慰霊の対象は「すべての犠牲者」
「慰霊の旅」は基本的には日本の犠牲者を弔うものだった。しかし日本本土はともかく、米軍との激しい戦闘が繰り広げられた地では、犠牲者には米兵もおり、また現地の住民や外国の民間人もいた。こうした場所では両陛下は全犠牲者を慰霊の対象にした。
例えば、米自治領のサイパンでは、上陸作戦を行った米側に3500人近くの戦死者を出し、日本の植民地下にあった朝鮮からの移住者なども犠牲になっている。
サイパンの住民も同様だった。両陛下のサイパン行きが明らかになると、米国の元軍人や遺族から反対や懸念の声が上がった。韓国でも反対が起きた。
このとき日本政府が米国に強調したのは「慰霊は日本人だけでなく、すべての犠牲者が対象である」ということだった。この言葉は米国側を安堵させた。
平和国家のイメージを発信
軍国主義・日本の復活への疑念が消えないのには幾つか理由があった。
まず、戦争の記憶がまだ完全に歴史とはなっておらず、日本の占領を体験した人が多く生存していた。また、日本の急速な経済発展と東南アジア進出が、大戦中の日本を思い起こさせた。そしてもう一つは、昭和天皇の存在だ。
昭和天皇が戦争を止められなかったことに忸怩(じくじ)たる思いを抱き続けたことは、日本ではよく知られている。

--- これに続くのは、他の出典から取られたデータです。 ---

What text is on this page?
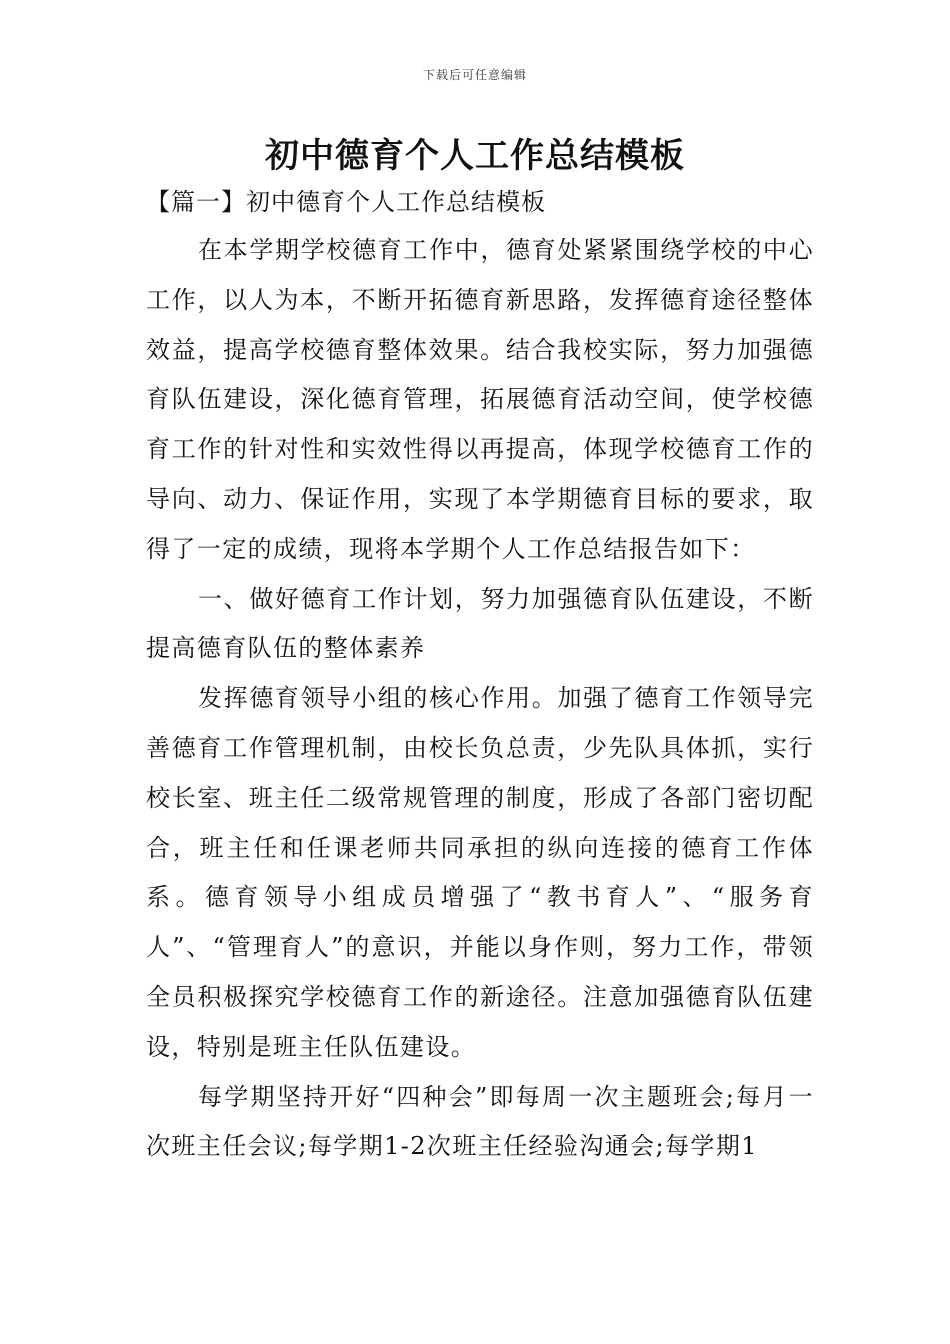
下载后可任意编辑
初中德育个人工作总结模板
【篇一】初中德育个人工作总结模板

在本学期学校德育工作中，德育处紧紧围绕学校的中心工作，以人为本，不断开拓德育新思路，发挥德育途径整体效益，提高学校德育整体效果。结合我校实际，努力加强德育队伍建设，深化德育管理，拓展德育活动空间，使学校德育工作的针对性和实效性得以再提高，体现学校德育工作的导向、动力、保证作用，实现了本学期德育目标的要求，取得了一定的成绩，现将本学期个人工作总结报告如下：

一、做好德育工作计划，努力加强德育队伍建设，不断提高德育队伍的整体素养

发挥德育领导小组的核心作用。加强了德育工作领导完善德育工作管理机制，由校长负总责，少先队具体抓，实行校长室、班主任二级常规管理的制度，形成了各部门密切配合，班主任和任课老师共同承担的纵向连接的德育工作体系。德育领导小组成员增强了“教书育人”、“服务育人”、“管理育人”的意识，并能以身作则，努力工作，带领全员积极探究学校德育工作的新途径。注意加强德育队伍建设，特别是班主任队伍建设。

每学期坚持开好“四种会”即每周一次主题班会;每月一次班主任会议;每学期1-2次班主任经验沟通会;每学期1
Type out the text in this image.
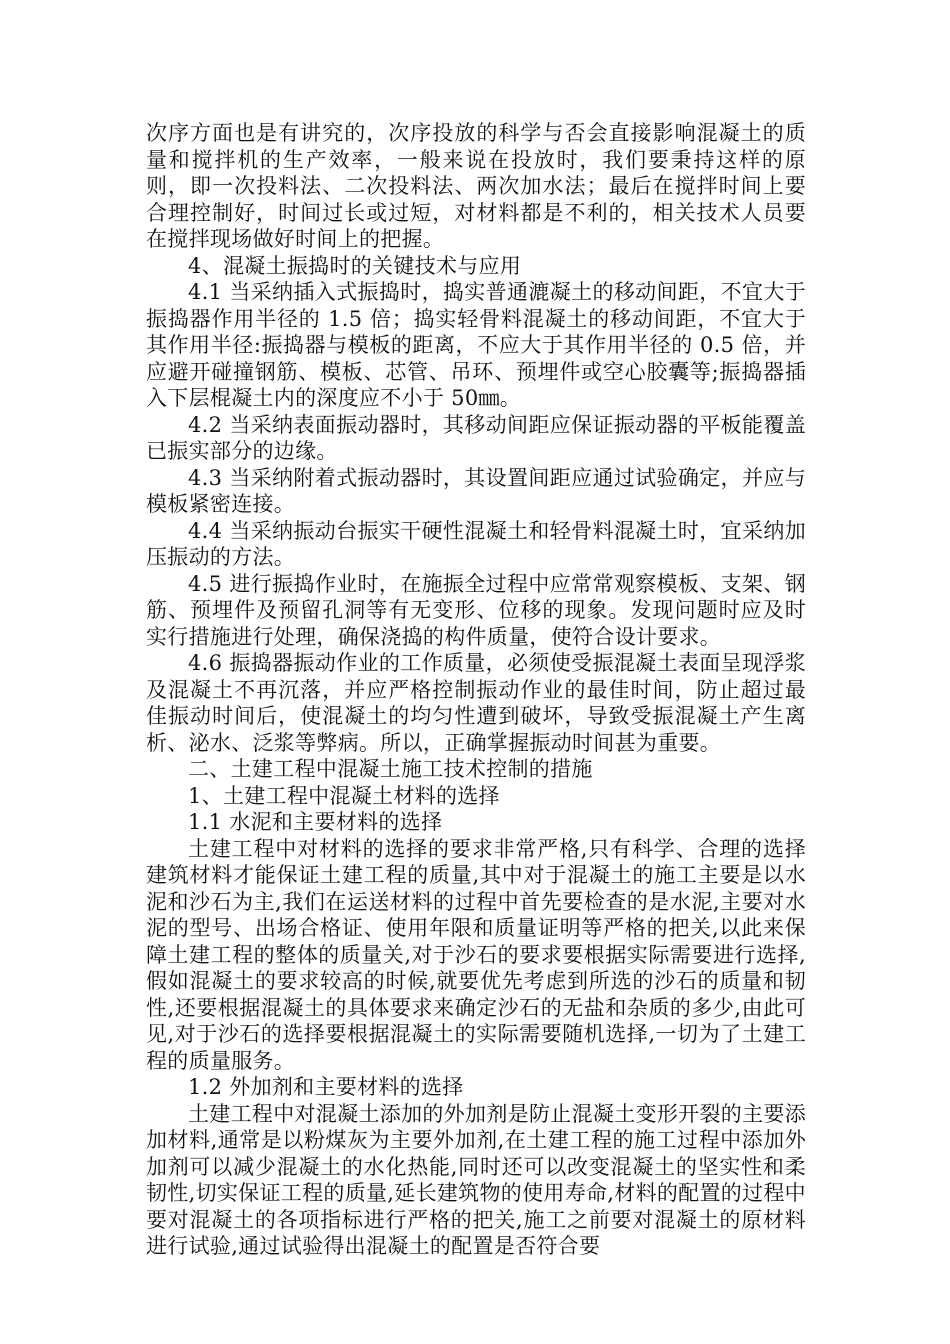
次序方面也是有讲究的，次序投放的科学与否会直接影响混凝土的质量和搅拌机的生产效率，一般来说在投放时，我们要秉持这样的原则，即一次投料法、二次投料法、两次加水法；最后在搅拌时间上要合理控制好，时间过长或过短，对材料都是不利的，相关技术人员要在搅拌现场做好时间上的把握。

4、混凝土振捣时的关键技术与应用

4.1 当采纳插入式振捣时，捣实普通漉凝土的移动间距，不宜大于振捣器作用半径的 1.5 倍；捣实轻骨料混凝土的移动间距，不宜大于其作用半径:振捣器与模板的距离，不应大于其作用半径的 0.5 倍，并应避开碰撞钢筋、模板、芯管、吊环、预埋件或空心胶囊等;振捣器插入下层棍凝土内的深度应不小于 50㎜。

4.2 当采纳表面振动器时，其移动间距应保证振动器的平板能覆盖已振实部分的边缘。

4.3 当采纳附着式振动器时，其设置间距应通过试验确定，并应与模板紧密连接。

4.4 当采纳振动台振实干硬性混凝土和轻骨料混凝土时，宜采纳加压振动的方法。

4.5 进行振捣作业时，在施振全过程中应常常观察模板、支架、钢筋、预埋件及预留孔洞等有无变形、位移的现象。发现问题时应及时实行措施进行处理，确保浇捣的构件质量，使符合设计要求。

4.6 振捣器振动作业的工作质量，必须使受振混凝土表面呈现浮浆及混凝土不再沉落，并应严格控制振动作业的最佳时间，防止超过最佳振动时间后，使混凝土的均匀性遭到破坏，导致受振混凝土产生离析、泌水、泛浆等弊病。所以，正确掌握振动时间甚为重要。

二、土建工程中混凝土施工技术控制的措施

1、土建工程中混凝土材料的选择

1.1 水泥和主要材料的选择

土建工程中对材料的选择的要求非常严格,只有科学、合理的选择建筑材料才能保证土建工程的质量,其中对于混凝土的施工主要是以水泥和沙石为主,我们在运送材料的过程中首先要检查的是水泥,主要对水泥的型号、出场合格证、使用年限和质量证明等严格的把关,以此来保障土建工程的整体的质量关,对于沙石的要求要根据实际需要进行选择,假如混凝土的要求较高的时候,就要优先考虑到所选的沙石的质量和韧性,还要根据混凝土的具体要求来确定沙石的无盐和杂质的多少,由此可见,对于沙石的选择要根据混凝土的实际需要随机选择,一切为了土建工程的质量服务。

1.2 外加剂和主要材料的选择

土建工程中对混凝土添加的外加剂是防止混凝土变形开裂的主要添加材料,通常是以粉煤灰为主要外加剂,在土建工程的施工过程中添加外加剂可以减少混凝土的水化热能,同时还可以改变混凝土的坚实性和柔韧性,切实保证工程的质量,延长建筑物的使用寿命,材料的配置的过程中要对混凝土的各项指标进行严格的把关,施工之前要对混凝土的原材料进行试验,通过试验得出混凝土的配置是否符合要
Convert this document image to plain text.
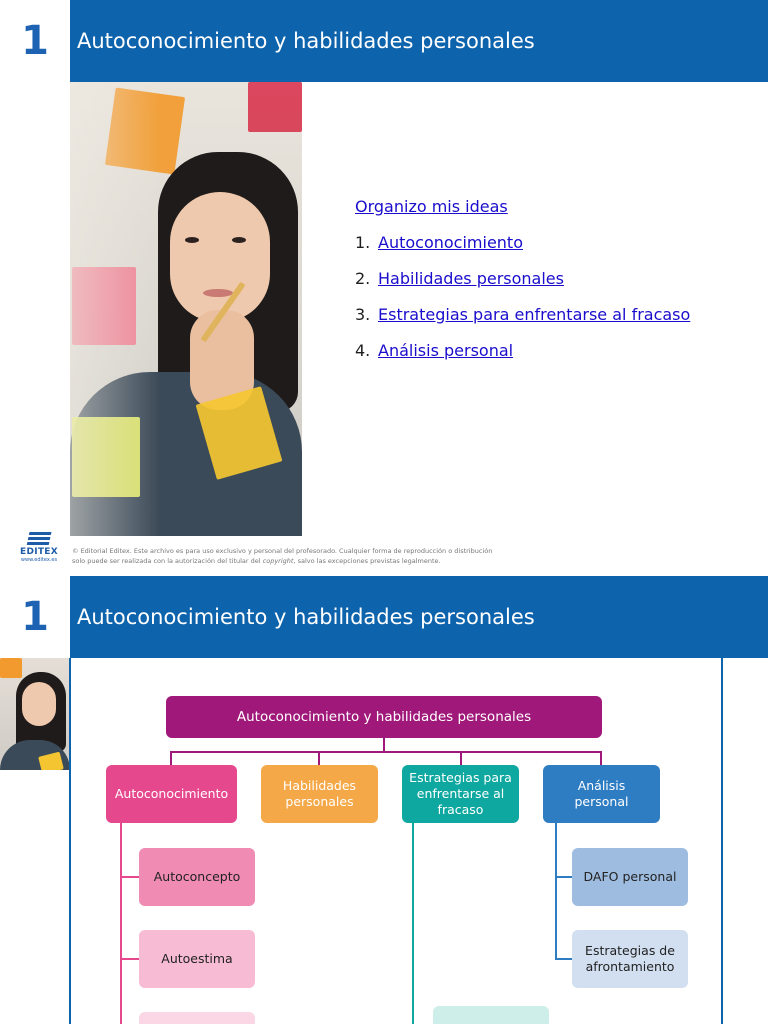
1	Autoconocimiento y habilidades personales
Organizo mis ideas
1. Autoconocimiento
2. Habilidades personales
3. Estrategias para enfrentarse al fracaso
4. Análisis personal
EDITEX
www.editex.es
© Editorial Editex. Este archivo es para uso exclusivo y personal del profesorado. Cualquier forma de reproducción o distribución
solo puede ser realizada con la autorización del titular del copyright, salvo las excepciones previstas legalmente.
1	Autoconocimiento y habilidades personales
Autoconocimiento y habilidades personales
Autoconocimiento
Habilidades personales
Estrategias para enfrentarse al fracaso
Análisis personal
Autoconcepto
Autoestima
DAFO personal
Estrategias de afrontamiento
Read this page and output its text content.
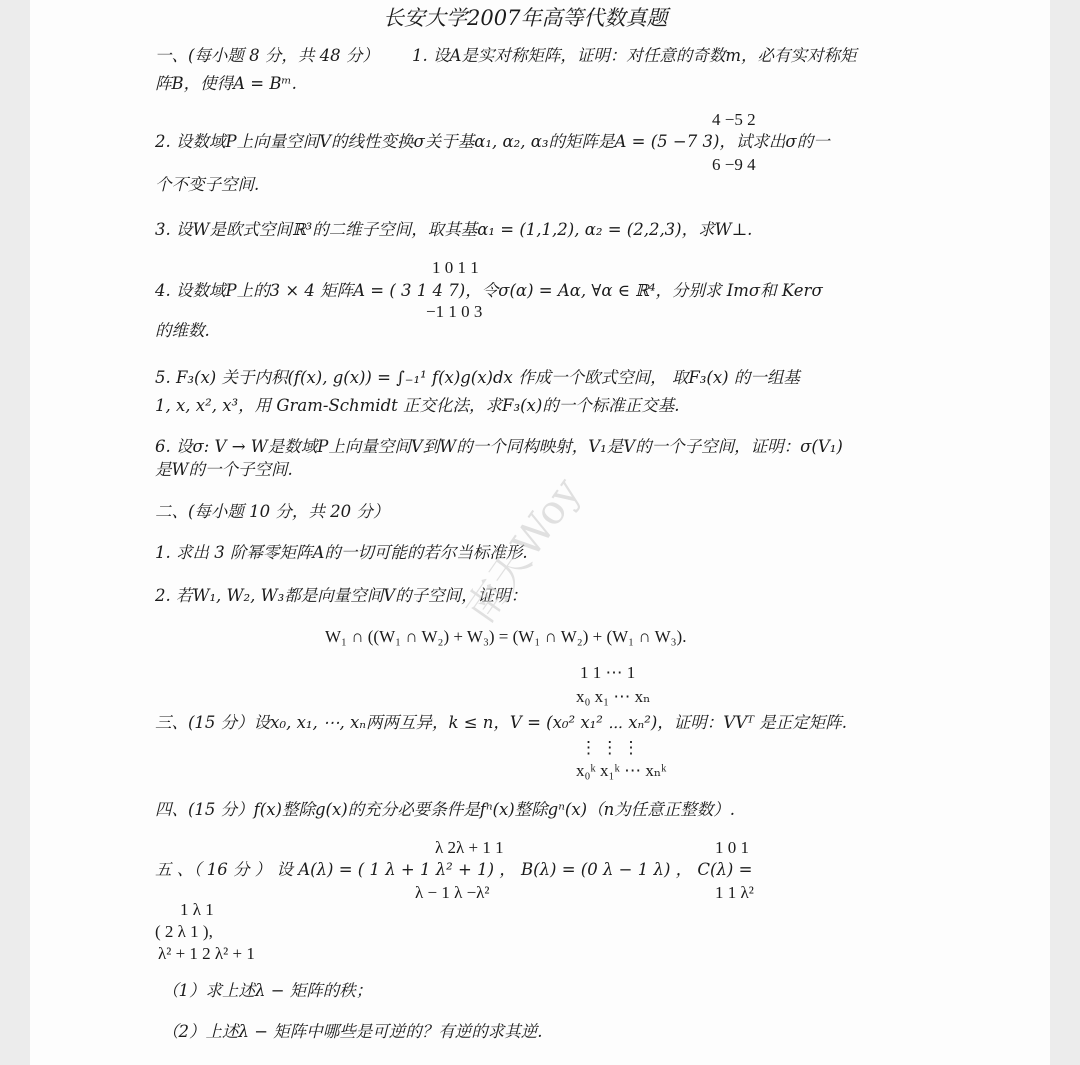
长安大学2007年高等代数真题
一、(每小题 8 分，共 48 分） 1. 设A是实对称矩阵，证明：对任意的奇数m，必有实对称矩
阵B，使得A = Bᵐ.
4 −5 2
2. 设数域P上向量空间V的线性变换σ关于基α₁, α₂, α₃的矩阵是A = (5 −7 3)，试求出σ的一
6 −9 4
个不变子空间.
3. 设W是欧式空间ℝ³的二维子空间，取其基α₁ = (1,1,2), α₂ = (2,2,3)，求W⊥.
1 0 1 1
4. 设数域P上的3 × 4 矩阵A = ( 3 1 4 7)，令σ(α) = Aα, ∀α ∈ ℝ⁴，分别求 Imσ和 Kerσ
−1 1 0 3
的维数.
5. F₃(x) 关于内积(f(x), g(x)) = ∫₋₁¹ f(x)g(x)dx 作成一个欧式空间， 取F₃(x) 的一组基
1, x, x², x³，用 Gram-Schmidt 正交化法，求F₃(x)的一个标准正交基.
6. 设σ: V → W是数域P上向量空间V到W的一个同构映射，V₁是V的一个子空间，证明：σ(V₁)
是W的一个子空间.
二、(每小题 10 分，共 20 分）
1. 求出 3 阶幂零矩阵A的一切可能的若尔当标准形.
2. 若W₁, W₂, W₃都是向量空间V的子空间，证明：
W₁ ∩ ((W₁ ∩ W₂) + W₃) = (W₁ ∩ W₂) + (W₁ ∩ W₃).
1 1 ⋯ 1
x₀ x₁ ⋯ xₙ
三、(15 分）设x₀, x₁, ⋯, xₙ两两互异，k ≤ n，V = (x₀² x₁² ⋯ xₙ²)，证明：VVᵀ 是正定矩阵.
⋮ ⋮ ⋮
x₀ᵏ x₁ᵏ ⋯ xₙᵏ
四、(15 分）f(x)整除g(x)的充分必要条件是fⁿ(x)整除gⁿ(x)（n为任意正整数）.
λ 2λ + 1 1	1 0 1
五 、（ 16 分 ） 设 A(λ) = ( 1 λ + 1 λ² + 1) ， B(λ) = (0 λ − 1 λ) ， C(λ) =
λ − 1 λ −λ²	1 1 λ²
1 λ 1
( 2 λ 1 ),
λ² + 1 2 λ² + 1
（1）求上述λ − 矩阵的秩；
（2）上述λ − 矩阵中哪些是可逆的？有逆的求其逆.
南天Woy
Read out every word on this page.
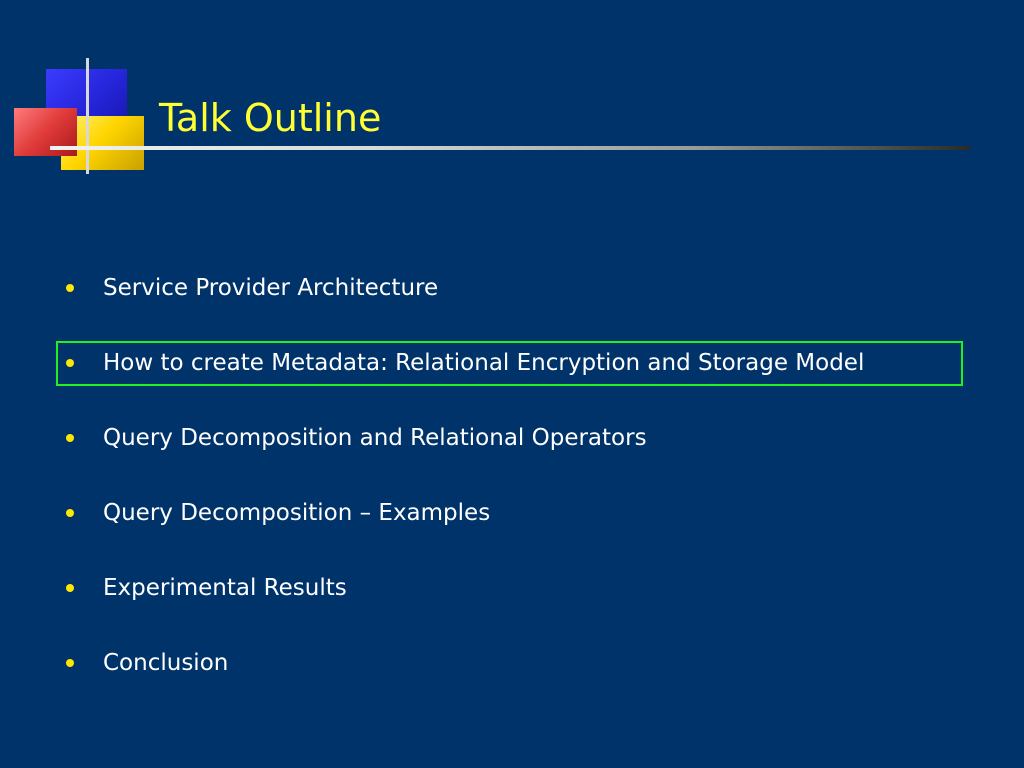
Talk Outline
Service Provider Architecture
How to create Metadata: Relational Encryption and Storage Model
Query Decomposition and Relational Operators
Query Decomposition – Examples
Experimental Results
Conclusion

しかし外国では、昭和天皇が象徴という存在になったとはいえ、引き続き元首の地位(外国ではそう位置付ける)にとどまっていることは、日本が戦前との連続性を保持し続けているという心証を与えていた。
昭和天皇が亡くなったとき、「葬儀に出席すべきでない」との反対が幾つかの国で起きたのは、「昭和天皇は戦争の最高責任者」との認識が広く浸透していたからだ。
その意味では、外国にとって先の天皇は白紙ともいえる存在だった。